What’s the deal here with liability and accountability? That’s a serious problem when considering using these for anything other than toy problems.
Wherein you discover that unless you ask it to consider the fact that PDFs are ... very hard to parse [1] [2] you get something that misses whole blocks of text or turns them into something they aren't and the rest of the program misses chunks of the document.
[1]: https://news.ycombinator.com/item?id=22473263 [2]: https://web.archive.org/web/20200303102734/https://www.filin...
LMAO! It's so hilarious that people like you forget that the alternative is relying on bureaucracies managed by people that get things wrong more often and are both too lazy and too stubborn to process your application to review your drilling report again.
If using both human-level and AI-level analysis is cheaper and much more accurate (but still imperfect), I'm willing to settle for a better system than oppose all change and die holding out for a perfect system.
Let's say some of your drilling reports contain a pattern that indicates balrog activity, which the LLM misses. The legal or insurance context requires you to monitor and address potential balrog activity. How do you plan for these failures?
In almost every case I've seen, the plan is to not have a plan, which is another way of saying that the data doesn't matter so long as no one complains about the results.
Once again they are selling it like something that's for everyone right now. This is the problem. THe same with the metaverse. It has some really great usecases, but they made it out like next year we would all ditch our phones and work exclusively in a VR headset. Obviously that didn't happen, as the tech was nowhere near that and probably people don't want it either.
Also, if you really need to be sure that those 30.000 drilling reports really didn't contain any hazards, you still have to go through it all yourself. Don't forget LLMs aren't reproducible.

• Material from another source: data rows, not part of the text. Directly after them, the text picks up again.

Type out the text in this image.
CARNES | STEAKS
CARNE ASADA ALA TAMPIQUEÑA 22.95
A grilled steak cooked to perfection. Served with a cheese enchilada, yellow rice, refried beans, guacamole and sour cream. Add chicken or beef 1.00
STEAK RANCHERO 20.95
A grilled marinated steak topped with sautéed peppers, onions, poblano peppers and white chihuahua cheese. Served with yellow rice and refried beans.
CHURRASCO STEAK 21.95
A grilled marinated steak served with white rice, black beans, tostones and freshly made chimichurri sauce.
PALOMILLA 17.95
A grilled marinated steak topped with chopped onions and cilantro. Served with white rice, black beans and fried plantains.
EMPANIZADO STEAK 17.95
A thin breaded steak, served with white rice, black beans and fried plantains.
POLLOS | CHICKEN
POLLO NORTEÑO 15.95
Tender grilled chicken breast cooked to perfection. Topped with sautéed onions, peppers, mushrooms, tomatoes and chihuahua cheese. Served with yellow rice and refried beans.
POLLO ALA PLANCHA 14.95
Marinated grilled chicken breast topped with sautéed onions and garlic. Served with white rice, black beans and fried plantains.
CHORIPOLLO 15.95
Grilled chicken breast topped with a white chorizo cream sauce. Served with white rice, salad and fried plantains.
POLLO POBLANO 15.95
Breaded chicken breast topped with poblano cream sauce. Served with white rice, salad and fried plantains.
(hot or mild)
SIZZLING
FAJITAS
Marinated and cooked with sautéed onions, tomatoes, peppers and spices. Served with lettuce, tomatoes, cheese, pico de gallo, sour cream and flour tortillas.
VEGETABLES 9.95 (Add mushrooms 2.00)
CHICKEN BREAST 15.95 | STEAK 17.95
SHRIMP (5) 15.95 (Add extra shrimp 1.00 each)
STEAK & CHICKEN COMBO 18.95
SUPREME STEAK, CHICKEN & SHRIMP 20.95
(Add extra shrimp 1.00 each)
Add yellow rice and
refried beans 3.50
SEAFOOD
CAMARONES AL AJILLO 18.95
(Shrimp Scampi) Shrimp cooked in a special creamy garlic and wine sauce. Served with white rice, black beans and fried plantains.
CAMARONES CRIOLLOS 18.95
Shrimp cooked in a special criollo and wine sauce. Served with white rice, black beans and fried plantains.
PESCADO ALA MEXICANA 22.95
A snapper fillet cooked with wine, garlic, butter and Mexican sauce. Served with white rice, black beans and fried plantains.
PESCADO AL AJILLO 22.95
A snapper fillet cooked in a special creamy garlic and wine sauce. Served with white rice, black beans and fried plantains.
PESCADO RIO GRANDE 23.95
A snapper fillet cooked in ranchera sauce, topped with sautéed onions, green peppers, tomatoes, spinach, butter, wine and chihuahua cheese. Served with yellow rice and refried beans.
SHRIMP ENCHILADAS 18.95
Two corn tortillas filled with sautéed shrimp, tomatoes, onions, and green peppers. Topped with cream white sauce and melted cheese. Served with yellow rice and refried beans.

But no, my point was exactly that it's not just hype. There are genuine useful usecases, I totally agree.
As there were for metaverse, and probably even for blockchain (NFT not so sure tho :) I always thought they were really a solution looking for a problem). The key thing about a hype is that they overblow the potential benefits way too much though. I see this happening here once again.
Until then, I'd have to side with said pessimists here.
You're comparing LLMs to a hypothetical alternative where a human reviews all 30k documents in detail. But the real alternative is often just a worse quality sieve where more errors blunder their way through the existing flawed processes. LLMs can improve on that.
You're right, I am comparing it to that alternative. There are fields and applications where this is necessary. I do not know if drilling reports are one of them. If you can tolerate a large false negative rate then great. But if you need to be catching 99.99% of problems then IMO you should at least be able to show your work. Taking black box output and throwing it over the wall sounds so sketchy in engineering contexts.
So if my ass was on the line for the output of an AI-written program being correct for 30k cases of parsing unstructured or mixed data I would be extremely careful. That is my point.